Florian Pinel: Why Chef Watson? That’s a good question. We started this project about two and a half years ago because our team at IBM were trying to figure out what we could do to push the boundaries of cognitive computing. This was just after the time that Watson won Jeopardy. We though it would be interesting to see if we could add creativity to the palette of cognitive computing tools. Could computers help users be more creative in their work? We focused on food because everybody cares about food, and also we knew we could easily get data from the internet to build a database of ingredients to create recipes that had never been made before.

GFR: OK, but why poutine?

FP: We demo’d Chef Watson at South by Southwest in Austin last year. We had a food truck. Everyday people could vote for a dish on Twitter. At the end of the day we would sit down with our partners from the Institute for Culinary Eduction in New York to create a new recipe based on the winner that we would cook in the truck the next day. People would vote for things like burgers, burritos and so on, but one of the winners was poutine. At the time we only had one poutine recipe in Chef Watson’s database, so we had to enter other poutine recipes manually just to teach Watson what poutine was made of.

IBM Watson Food Truck
GFR: So Chef Watson comes to poutine as a blank canvass?

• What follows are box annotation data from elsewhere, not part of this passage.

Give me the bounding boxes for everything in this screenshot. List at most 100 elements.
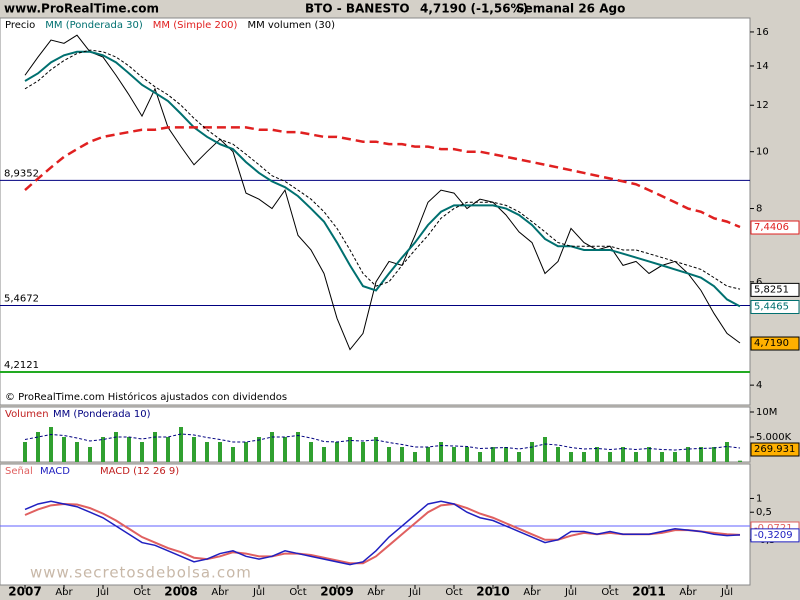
volume-bar	[23, 442, 27, 462]
site: www.ProRealTime.com	[4, 2, 159, 16]
volume-bar	[166, 437, 170, 462]
x-tick-label: 2009	[320, 585, 353, 599]
volume-bar	[283, 437, 287, 462]
y-tick-label: 1	[756, 493, 762, 504]
y-tick-label: 0,5	[756, 507, 772, 518]
volume-bar	[36, 432, 40, 462]
legend-entry: MM (Simple 200)	[153, 20, 238, 31]
value-tag	[750, 220, 800, 235]
x-tick-label: Jul	[720, 587, 733, 598]
value-tag-label: 5,8251	[754, 284, 789, 295]
volume-bar	[400, 447, 404, 462]
x-tick-label: 2010	[476, 585, 509, 599]
x-tick-label: Abr	[679, 587, 697, 598]
macd-panel	[0, 463, 751, 586]
quote: 4,7190 (-1,56%)	[420, 2, 528, 16]
volume-bar	[595, 447, 599, 462]
volume-bar	[725, 442, 729, 462]
x-tick-label: Abr	[211, 587, 229, 598]
volume-bar	[75, 442, 79, 462]
volume-bar	[530, 442, 534, 462]
volume-bar	[127, 437, 131, 462]
volume-bar	[257, 437, 261, 462]
volume-bar	[647, 447, 651, 462]
volume-bar	[582, 452, 586, 462]
period: Semanal 26 Ago	[516, 2, 625, 16]
x-tick-label: Jul	[564, 587, 577, 598]
x-tick-label: Abr	[367, 587, 385, 598]
volume-bar	[101, 437, 105, 462]
series-line	[24, 500, 741, 566]
volume-bar	[556, 447, 560, 462]
volume-bar	[465, 447, 469, 462]
legend-entry: MM volumen (30)	[247, 20, 335, 31]
volume-bar	[699, 447, 703, 462]
watermark: www.secretosdebolsa.com	[30, 564, 252, 582]
volume-bar	[140, 442, 144, 462]
x-tick-label: Jul	[252, 587, 265, 598]
volume-bar	[686, 447, 690, 462]
x-tick-label: Abr	[523, 587, 541, 598]
volume-bar	[517, 452, 521, 462]
y-tick-label: 10M	[756, 407, 777, 418]
volume-bar	[621, 447, 625, 462]
volume-bar	[348, 437, 352, 462]
volume-bar	[387, 447, 391, 462]
legend-title: MACD (12 26 9)	[100, 466, 179, 477]
volume-bar	[88, 447, 92, 462]
volume-bar	[270, 432, 274, 462]
volume-bar	[309, 442, 313, 462]
x-tick-label: 2008	[164, 585, 197, 599]
x-tick-label: Oct	[133, 587, 150, 598]
volume-bar	[192, 437, 196, 462]
value-tag-label: 5,4465	[754, 301, 789, 312]
value-tag-label: 4,7190	[754, 338, 789, 349]
legend-entry: MM (Ponderada 30)	[45, 20, 143, 31]
value-tag-label: 7,4406	[754, 222, 789, 233]
volume-bar	[738, 460, 742, 462]
y-tick-label: 10	[756, 147, 769, 158]
y-tick-label: 12	[756, 100, 769, 111]
volume-bar	[569, 452, 573, 462]
value-tag	[750, 282, 800, 297]
volume-bar	[114, 432, 118, 462]
value-tag	[750, 336, 800, 351]
volume-bar	[426, 447, 430, 462]
x-tick-label: Jul	[408, 587, 421, 598]
y-tick-label: 16	[756, 27, 769, 38]
legend-entry: Precio	[5, 20, 35, 31]
y-tick-label: 8	[756, 204, 762, 215]
volume-bar	[49, 427, 53, 462]
volume-bar	[439, 442, 443, 462]
volume-bar	[322, 447, 326, 462]
series-line	[24, 50, 741, 308]
volume-bar	[491, 447, 495, 462]
volume-bar	[452, 447, 456, 462]
volume-bar	[62, 437, 66, 462]
value-label: 269.931	[754, 444, 795, 455]
volume-bar	[712, 447, 716, 462]
series-line	[24, 34, 741, 351]
symbol: BTO - BANESTO	[305, 2, 410, 16]
y-tick-label: 4	[756, 380, 762, 391]
volume-bar	[231, 447, 235, 462]
volume-bar	[504, 447, 508, 462]
series-line	[24, 433, 741, 451]
volume-bar	[153, 432, 157, 462]
volume-bar	[335, 442, 339, 462]
volume-bar	[634, 452, 638, 462]
volume-bar	[413, 452, 417, 462]
level-label: 4,2121	[4, 360, 39, 371]
volume-bar	[673, 452, 677, 462]
volume-bar	[218, 442, 222, 462]
x-tick-label: 2007	[8, 585, 41, 599]
x-tick-label: Abr	[55, 587, 73, 598]
legend-title: Volumen	[5, 409, 49, 420]
x-tick-label: Jul	[96, 587, 109, 598]
x-tick-label: Oct	[289, 587, 306, 598]
y-tick-label: 5.000K	[756, 432, 792, 443]
y-tick-label: 6	[756, 277, 762, 288]
series-line	[24, 49, 741, 290]
series-line	[24, 126, 741, 229]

FP: Yeah, pretty much. We had to Google as many recipes as we could to give Watson an idea of what poutine could be.

GFR: If I am writing about a dish, I have to draw on a lot of intellectual resources in order to make a value judgement on it. How much of what Watson uses to make recipe choices is self generated?

FP: Let me describe the general interaction with Chef Watson when you use him to make a recipe. (And you can do this with the Chef Watson app, by the way.) So, Chef Watson will ask you what you want to cook, then you will give him one, two or three ingredients (if you give ten ingredients, then you already know what you want to cook, so I keep it simple), and Chef Watson will give you ideas and recipes cuisine styles that you can choose. If you start with potatoes, Chef Watson might suggest you make a poutine. If you start with poutine, Chef Watson might suggest you use ground beef or something. So these are the parameters: you choose one or more ingredients, a cuisine style, which could be Italian, Sri Lankan, Jamaican, and one or more dish type. Once Watson has that, it figures out what other dishes it needs to make that dish type: what makes a poutine a poutine, what makes a burger a burger, etc. So, it figures out all the combinations based on what ingredients are likely to go well together that are generated by your input.

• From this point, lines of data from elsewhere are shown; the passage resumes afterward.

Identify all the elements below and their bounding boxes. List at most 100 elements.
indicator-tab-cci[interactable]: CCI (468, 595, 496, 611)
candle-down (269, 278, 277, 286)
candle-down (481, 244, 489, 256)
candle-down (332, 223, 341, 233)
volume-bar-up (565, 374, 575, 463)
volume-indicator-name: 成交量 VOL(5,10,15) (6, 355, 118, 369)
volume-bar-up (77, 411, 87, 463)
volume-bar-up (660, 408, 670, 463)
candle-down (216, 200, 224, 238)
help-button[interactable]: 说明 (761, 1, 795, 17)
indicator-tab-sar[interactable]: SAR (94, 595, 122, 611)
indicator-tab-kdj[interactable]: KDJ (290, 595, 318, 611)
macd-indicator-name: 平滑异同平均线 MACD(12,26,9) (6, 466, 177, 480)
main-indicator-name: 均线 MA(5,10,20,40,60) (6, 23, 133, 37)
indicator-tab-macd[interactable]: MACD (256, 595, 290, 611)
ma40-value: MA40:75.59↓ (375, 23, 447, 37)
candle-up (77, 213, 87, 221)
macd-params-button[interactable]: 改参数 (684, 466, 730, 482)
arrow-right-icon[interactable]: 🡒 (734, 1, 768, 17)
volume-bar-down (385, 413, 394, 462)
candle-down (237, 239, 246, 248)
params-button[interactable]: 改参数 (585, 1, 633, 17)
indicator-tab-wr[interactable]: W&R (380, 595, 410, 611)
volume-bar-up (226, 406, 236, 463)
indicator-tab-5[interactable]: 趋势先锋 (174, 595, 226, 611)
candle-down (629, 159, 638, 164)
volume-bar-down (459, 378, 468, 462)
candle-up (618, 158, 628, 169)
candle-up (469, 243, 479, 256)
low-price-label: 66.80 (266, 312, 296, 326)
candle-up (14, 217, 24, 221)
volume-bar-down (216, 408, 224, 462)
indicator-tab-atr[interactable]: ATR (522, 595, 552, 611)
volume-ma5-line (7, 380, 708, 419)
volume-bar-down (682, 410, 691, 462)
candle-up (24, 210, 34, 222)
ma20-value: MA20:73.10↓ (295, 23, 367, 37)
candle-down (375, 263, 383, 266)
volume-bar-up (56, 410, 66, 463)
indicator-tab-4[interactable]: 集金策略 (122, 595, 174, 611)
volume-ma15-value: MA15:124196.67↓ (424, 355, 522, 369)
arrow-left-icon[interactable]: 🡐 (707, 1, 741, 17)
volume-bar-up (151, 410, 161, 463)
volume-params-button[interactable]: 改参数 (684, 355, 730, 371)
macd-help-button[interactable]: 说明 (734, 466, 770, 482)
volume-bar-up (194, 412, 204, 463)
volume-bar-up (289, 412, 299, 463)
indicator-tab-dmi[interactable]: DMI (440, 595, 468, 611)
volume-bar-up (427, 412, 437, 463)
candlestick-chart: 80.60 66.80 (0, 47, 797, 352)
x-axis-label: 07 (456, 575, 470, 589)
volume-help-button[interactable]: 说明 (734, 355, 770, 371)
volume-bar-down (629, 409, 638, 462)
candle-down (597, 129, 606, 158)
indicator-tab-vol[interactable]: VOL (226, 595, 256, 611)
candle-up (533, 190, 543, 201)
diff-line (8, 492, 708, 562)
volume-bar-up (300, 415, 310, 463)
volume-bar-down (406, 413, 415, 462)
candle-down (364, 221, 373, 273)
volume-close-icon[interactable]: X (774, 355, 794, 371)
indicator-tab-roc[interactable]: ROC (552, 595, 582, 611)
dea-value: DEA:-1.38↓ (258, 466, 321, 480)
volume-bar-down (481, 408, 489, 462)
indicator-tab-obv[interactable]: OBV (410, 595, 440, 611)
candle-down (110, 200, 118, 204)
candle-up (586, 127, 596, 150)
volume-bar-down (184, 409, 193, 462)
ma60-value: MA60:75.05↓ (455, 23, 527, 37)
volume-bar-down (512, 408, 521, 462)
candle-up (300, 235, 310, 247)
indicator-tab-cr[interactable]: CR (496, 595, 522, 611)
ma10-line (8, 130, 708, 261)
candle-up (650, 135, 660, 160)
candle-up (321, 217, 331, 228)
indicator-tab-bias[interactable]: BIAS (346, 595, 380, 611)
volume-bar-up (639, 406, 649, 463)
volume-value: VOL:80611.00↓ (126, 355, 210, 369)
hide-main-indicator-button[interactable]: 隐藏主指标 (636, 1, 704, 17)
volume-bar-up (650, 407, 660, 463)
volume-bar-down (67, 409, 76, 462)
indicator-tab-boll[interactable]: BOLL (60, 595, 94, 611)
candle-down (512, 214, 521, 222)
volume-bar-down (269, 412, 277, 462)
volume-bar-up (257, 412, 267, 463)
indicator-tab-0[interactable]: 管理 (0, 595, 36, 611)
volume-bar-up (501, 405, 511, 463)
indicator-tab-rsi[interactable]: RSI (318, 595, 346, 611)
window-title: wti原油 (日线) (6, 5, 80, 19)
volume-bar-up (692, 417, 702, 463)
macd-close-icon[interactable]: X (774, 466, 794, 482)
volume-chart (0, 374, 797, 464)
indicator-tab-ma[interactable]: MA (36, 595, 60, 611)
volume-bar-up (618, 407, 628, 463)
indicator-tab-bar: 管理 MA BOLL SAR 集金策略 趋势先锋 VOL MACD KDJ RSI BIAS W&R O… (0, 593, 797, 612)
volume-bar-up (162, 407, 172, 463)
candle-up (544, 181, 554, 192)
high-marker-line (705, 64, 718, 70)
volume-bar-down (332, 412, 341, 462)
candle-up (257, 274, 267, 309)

GFR: Does it learn what I like? I mean would it know that I like spicy food?

FP: It will. We launched our beta version at the end of June, so before that we didn’t have any users to learn from. Now we’ve started to collect data about what users are making. Users can tell us what they like, and we’ll start using that in the recipe generation, so it will be personalized – definitely. And we’ve partnered with the Institute for Culinary Education in New York City, and their chefs have been working with us to help, us understand the recipe generation process and to help us test the recipes that Watson generates. In fact, we have written a cookbook, that will be released in April, that shows all the recipes we created with ICE.

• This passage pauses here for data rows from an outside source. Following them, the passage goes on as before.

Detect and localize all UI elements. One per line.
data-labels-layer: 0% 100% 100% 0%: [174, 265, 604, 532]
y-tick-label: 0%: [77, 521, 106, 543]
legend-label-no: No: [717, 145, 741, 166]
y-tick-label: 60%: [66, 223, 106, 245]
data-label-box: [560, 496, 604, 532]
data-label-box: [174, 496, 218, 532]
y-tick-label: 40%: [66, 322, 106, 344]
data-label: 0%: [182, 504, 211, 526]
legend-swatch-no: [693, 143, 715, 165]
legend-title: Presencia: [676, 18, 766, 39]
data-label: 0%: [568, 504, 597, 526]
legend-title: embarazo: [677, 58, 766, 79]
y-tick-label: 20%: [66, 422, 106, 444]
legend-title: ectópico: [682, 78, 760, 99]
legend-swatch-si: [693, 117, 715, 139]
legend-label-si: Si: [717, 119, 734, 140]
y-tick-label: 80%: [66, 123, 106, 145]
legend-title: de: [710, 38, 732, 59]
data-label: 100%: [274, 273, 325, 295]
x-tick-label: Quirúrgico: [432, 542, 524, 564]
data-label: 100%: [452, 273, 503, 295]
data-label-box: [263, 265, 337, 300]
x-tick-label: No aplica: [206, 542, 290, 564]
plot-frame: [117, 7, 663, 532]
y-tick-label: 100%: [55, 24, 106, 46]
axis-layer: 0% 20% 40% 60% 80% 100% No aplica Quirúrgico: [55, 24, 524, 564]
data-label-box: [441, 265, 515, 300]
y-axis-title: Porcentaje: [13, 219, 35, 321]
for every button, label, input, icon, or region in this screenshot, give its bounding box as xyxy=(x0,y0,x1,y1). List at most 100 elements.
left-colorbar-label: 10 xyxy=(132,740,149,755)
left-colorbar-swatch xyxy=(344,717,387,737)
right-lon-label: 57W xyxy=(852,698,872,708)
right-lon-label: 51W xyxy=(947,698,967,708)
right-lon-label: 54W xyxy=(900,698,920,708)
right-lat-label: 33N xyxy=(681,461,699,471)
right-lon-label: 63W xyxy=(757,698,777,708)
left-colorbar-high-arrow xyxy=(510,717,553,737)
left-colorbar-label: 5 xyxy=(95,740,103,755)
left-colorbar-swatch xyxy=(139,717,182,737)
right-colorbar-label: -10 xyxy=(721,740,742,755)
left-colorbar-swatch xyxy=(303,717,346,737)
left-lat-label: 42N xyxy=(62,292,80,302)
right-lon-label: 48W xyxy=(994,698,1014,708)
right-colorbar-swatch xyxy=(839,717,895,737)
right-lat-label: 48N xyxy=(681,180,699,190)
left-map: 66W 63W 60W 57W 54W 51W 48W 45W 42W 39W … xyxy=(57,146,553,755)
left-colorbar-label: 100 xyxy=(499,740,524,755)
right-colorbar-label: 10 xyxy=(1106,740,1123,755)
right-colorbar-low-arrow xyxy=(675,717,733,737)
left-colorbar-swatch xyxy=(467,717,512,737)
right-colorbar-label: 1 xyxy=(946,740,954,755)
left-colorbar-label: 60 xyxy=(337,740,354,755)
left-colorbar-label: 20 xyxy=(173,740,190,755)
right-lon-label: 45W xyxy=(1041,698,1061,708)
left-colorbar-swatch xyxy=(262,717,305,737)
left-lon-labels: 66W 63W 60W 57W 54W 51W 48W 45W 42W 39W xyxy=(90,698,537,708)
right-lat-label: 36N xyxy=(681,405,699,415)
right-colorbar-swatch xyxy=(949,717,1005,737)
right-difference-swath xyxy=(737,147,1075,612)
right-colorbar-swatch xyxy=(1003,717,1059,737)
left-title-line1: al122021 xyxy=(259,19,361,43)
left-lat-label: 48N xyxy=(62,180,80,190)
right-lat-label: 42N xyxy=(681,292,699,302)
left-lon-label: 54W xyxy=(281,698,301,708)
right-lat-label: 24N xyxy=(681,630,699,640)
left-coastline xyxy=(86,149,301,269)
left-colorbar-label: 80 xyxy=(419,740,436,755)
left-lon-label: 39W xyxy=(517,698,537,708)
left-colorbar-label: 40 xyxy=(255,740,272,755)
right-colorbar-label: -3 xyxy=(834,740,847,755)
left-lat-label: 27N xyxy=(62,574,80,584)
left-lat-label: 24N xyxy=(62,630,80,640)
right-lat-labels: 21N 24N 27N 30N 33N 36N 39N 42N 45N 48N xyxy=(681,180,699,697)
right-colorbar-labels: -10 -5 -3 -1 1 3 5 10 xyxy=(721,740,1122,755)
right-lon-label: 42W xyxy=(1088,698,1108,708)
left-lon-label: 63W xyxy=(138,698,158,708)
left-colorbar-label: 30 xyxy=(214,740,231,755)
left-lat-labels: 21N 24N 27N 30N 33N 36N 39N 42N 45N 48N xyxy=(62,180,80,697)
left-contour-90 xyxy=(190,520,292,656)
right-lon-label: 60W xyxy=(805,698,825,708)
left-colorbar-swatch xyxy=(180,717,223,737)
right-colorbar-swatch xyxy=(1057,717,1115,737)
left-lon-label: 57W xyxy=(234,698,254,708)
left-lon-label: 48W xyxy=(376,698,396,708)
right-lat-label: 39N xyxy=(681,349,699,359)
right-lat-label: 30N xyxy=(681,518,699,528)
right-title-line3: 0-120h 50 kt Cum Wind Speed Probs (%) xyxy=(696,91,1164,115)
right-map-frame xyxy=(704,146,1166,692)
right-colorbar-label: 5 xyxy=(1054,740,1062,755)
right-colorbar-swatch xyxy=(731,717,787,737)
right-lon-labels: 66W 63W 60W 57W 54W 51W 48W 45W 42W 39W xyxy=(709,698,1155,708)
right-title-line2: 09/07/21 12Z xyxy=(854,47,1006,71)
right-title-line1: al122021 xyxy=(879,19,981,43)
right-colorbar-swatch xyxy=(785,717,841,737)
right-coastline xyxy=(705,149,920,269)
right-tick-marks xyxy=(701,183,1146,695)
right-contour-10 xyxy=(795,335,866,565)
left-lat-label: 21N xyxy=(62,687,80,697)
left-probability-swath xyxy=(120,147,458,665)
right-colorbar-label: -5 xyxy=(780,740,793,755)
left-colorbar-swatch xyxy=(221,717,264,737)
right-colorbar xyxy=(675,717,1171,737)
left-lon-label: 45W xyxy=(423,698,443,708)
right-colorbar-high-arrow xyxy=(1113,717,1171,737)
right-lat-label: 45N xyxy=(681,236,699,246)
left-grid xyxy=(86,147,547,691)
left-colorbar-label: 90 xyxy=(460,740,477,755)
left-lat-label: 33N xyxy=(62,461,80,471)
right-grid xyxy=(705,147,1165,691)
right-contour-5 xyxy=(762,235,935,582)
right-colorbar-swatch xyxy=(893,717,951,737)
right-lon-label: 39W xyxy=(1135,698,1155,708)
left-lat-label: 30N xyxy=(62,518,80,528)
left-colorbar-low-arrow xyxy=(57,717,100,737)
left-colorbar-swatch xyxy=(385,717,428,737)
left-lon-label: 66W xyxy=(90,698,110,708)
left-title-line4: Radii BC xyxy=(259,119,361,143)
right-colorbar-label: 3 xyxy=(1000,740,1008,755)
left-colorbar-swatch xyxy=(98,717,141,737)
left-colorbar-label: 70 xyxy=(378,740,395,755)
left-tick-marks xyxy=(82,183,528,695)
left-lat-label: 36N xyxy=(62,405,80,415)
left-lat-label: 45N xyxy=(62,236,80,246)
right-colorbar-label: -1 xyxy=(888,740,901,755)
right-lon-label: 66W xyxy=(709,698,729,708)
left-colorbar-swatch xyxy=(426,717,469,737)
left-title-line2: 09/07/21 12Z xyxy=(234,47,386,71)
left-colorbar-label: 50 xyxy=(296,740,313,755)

GFR: This is a really interesting way to think about food. At first I was skeptical about a robot chef, and the idea of a computer making recipes. But what seems to be really going on is that Chef Watson is a tool. It’s a tool for human being to use to think about food in a different way. Is that fair?

FP: Yes, exactly. It’s not a computer making recipes. By itself, it makes nothing. It’s there to help you find inspiration and combinations of ingredients you might not have by yourself. You’re totally in control: you choose what you want to make. It’s really about a dialogue between the tool and the chef. Chef Watson is there to illustrate the discovery capabilities of Watson. Watson has been working in the healthcare field to try and find new drugs, for example. Chef Watson is an approachable version of cognitive computing that is geared towards consumers.

GFR: I wonder if the way we think about recipe databases, or cookbooks, will change as this sort of technology comes forward.

FP: I think there is the potential to change the model of what the cookbook is right now. Imagine if you could plug-in your cookbooks to Chef Watson and remix the recipes based on your personal preferences and constraints.